Fred Kaiss (born January 6, 1959) is an American football coach who is currently the offensive coordinator for the DC Defenders of the United Football League (UFL). He has previously served as offensive coordinator at Morgan State University, Alabama A&M University, Hampton University, Tennessee State University, Alabama State University, and Alcorn State University.

== Coaching career ==

=== Early career ===
Kaiss began coaching at Brooklyn Park High School and Andover High School, both in Maryland. In 1990, Kaiss was hired as the head coach of Southwestern High School in Baltimore. There he led a previously winless team to two straight winning seasons before leaving in 1992.

=== College career ===
In 1992, he was hired as the offensive coordinator, quarterback coach, and receivers coach at Morgan State University. In 1993, Keiss moved on to Southern University, where he served as running backs coach, recruiting coordinator, and special teams coordinator. There he won the Black College National Championship and SWAC Championship in 1993 and 1995. From 1997 to 1999, he served as special teams coordinator/wide receivers coach at Tennessee State University. In 2000, he became the offensive coordinator/receivers coach at Alabama A&M University.

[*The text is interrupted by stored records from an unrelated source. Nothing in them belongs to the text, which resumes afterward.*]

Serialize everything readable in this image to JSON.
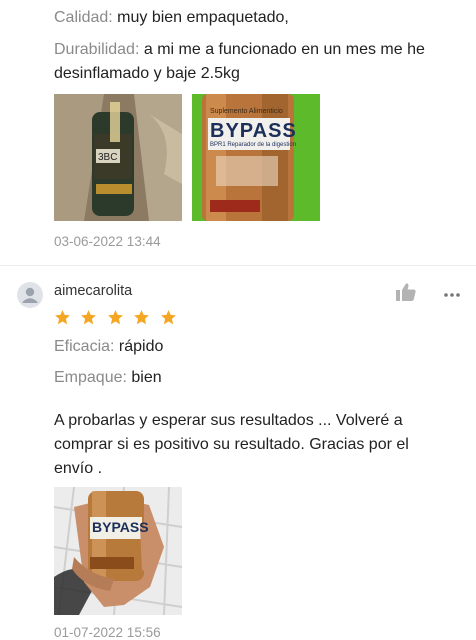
{
  "review1": {
    "quality_label": "Calidad:",
    "quality_value": "muy bien empaquetado,",
    "durability_label": "Durabilidad:",
    "durability_value_line1": "a mi me a funcionado en un mes me he",
    "durability_value_line2": "desinflamado y baje 2.5kg",
    "photo_text": "BYPASS",
    "photo_subtext": "BPR1 Reparador de la digestión",
    "photo_header": "Suplemento Alimenticio",
    "date": "03-06-2022 13:44"
  },
  "review2": {
    "username": "aimecarolita",
    "rating": 5,
    "efficacy_label": "Eficacia:",
    "efficacy_value": "rápido",
    "packaging_label": "Empaque:",
    "packaging_value": "bien",
    "comment_line1": "A probarlas y esperar sus resultados ... Volveré a",
    "comment_line2": "comprar si es positivo su resultado. Gracias por el",
    "comment_line3": "envío .",
    "photo_text": "BYPASS",
    "date": "01-07-2022 15:56"
  },
  "colors": {
    "star": "#f5a623",
    "label": "#8a8a8a",
    "text": "#222222"
  },
  "icons": {
    "like": "thumbs-up-icon",
    "more": "more-horizontal-icon",
    "avatar": "user-icon"
  }
}
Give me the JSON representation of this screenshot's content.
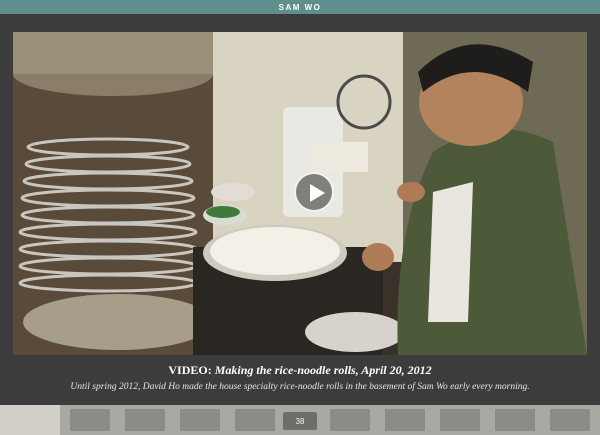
{
  "app": {
    "title": "SAM WO"
  },
  "video": {
    "play_icon": "play-icon",
    "caption_lead": "VIDEO:",
    "caption_title": "Making the rice-noodle rolls, April 20, 2012",
    "caption_body": "Until spring 2012, David Ho made the house specialty rice-noodle rolls in the basement of Sam Wo early every morning."
  },
  "footer": {
    "page_number": "38"
  },
  "colors": {
    "header_bar": "#5e8f8c",
    "stage": "#3c3c3c",
    "footer": "#a9a9a3"
  }
}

In 2001, he became the offensive coordinator and quarterbacks coach at Hampton University. He spent five seasons as offensive coordinator there, winning back-to-back black national championships.

In 2006, he returned to Tennessee State, where he served as offensive coordinator. He also served as a regional recruiting coordinator.

In 2011, he was hired to be the offensive coordinator at Alabama State University. There he served under head coach Reggie Barlow. In 2015, the Hornets moved on from both Barlow and Kaiss.

From 2015 to 2017, he served as the offensive coordinator at Alcorn State University.

=== DC Defenders ===
In 2022, Kaiss was announced as the offensive coordinator of the DC Defenders of the XFL. He would reunite with former head coach Reggie Barlow, who he worked with at Alabama State University. In his first season, the Defenders finished with a league-best 9–1 record and appeared in the 2023 XFL Championship Game, losing 35–26 to the Arlington Renegades.

In 2025, Kaiss was named the UFL's Assistant Coach of the Year.